Fighting racism is a critically important issue, but all too often the national media (aided by their Blairite cohorts) has focused their blame for racism on all the wrong places, like for example, on Jeremy Corbyn’s so-called support for anti-Semitism!
Here in Leicester, local Blairite Councillor Steve Corrall — who of course is no fan of Corbyn — made the local news this week because of racist comments he was accused of making at a pre-meeting of the police and crime panel in June earlier this year.
Results of an independent investigation determined that Cllr Corrall had blurted out that a fellow Labour Councillor had “only got the job [on the county’s police panel] because he is black”. (Leicester Mercury, November 14) It seems that Cllr Corrall had also complained about Leicester City Mayor Sir Peter Soulsby “appointing all these brown faces to political positions”. (Mercury, November 15)
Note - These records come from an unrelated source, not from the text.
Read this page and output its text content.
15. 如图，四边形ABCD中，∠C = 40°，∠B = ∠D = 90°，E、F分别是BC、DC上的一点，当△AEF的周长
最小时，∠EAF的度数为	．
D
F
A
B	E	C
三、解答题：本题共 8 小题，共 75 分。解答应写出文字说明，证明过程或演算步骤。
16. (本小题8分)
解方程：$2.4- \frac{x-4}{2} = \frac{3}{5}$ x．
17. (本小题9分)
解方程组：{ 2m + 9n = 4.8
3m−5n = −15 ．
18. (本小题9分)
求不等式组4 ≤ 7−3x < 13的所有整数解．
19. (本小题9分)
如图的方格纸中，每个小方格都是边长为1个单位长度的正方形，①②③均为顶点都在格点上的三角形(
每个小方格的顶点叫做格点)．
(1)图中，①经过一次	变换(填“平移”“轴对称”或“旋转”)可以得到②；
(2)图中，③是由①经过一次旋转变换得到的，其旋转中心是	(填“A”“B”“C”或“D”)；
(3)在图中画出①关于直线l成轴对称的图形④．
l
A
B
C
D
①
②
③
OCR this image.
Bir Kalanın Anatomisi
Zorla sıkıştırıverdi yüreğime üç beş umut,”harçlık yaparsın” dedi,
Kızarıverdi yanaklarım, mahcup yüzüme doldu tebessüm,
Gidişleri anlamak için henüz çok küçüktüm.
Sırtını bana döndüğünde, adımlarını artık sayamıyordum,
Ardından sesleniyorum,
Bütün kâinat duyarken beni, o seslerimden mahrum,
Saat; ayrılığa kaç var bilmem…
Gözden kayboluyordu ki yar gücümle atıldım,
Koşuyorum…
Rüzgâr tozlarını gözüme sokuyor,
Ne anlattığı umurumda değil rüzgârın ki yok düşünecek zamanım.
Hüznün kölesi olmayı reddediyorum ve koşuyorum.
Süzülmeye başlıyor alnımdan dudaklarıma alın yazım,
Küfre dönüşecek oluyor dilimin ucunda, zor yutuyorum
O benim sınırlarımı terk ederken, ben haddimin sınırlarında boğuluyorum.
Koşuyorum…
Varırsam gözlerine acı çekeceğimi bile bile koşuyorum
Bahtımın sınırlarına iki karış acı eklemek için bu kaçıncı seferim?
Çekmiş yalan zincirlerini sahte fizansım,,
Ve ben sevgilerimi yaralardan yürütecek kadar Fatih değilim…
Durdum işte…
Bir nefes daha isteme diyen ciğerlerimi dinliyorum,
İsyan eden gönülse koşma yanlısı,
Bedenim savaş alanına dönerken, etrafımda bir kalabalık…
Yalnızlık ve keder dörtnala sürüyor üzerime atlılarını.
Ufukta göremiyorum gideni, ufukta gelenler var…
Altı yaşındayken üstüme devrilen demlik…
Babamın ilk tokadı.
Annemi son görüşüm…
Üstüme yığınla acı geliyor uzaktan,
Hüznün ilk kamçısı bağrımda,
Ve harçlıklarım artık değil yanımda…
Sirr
The subject of these appalling remarks was Cllr Abdul Osman, who subsequently explained to the Mercury that he was “angry that there is political institutional racism like this.” Cllr Osman quite correctly added:
“I will accept his apology. He has held his hands up to what he did. He needs training but there are only a few months to go until the election and if he is not standing again maybe he should just go now.”
But while it is true that Corrall should resign from his elected position as a Labour Councillor, his comments are really only a symptom of the hollowing-out of Labour Party democracy over the past few decades.
Particularly under Tony Blair’s leadership, dedicated socialists and anti-racist campaigners were hounded out of elected positions within the Party, and replaced by Blairites, like Corrall, who render a poor service to working-class politics.
This of course is why it is so critical that democracy is restored to the Labour Party’s internal structures, so that determined anti-racist representatives can be elected to local office.
In June 2016, Cllr Steve Corrall made his distaste at Corbyn’s socialist politics clear when he reminisced on social media about what would have happened if David Miliband had served as the Labour Party’s leader instead of his slightly more left-wing brother (discussed here).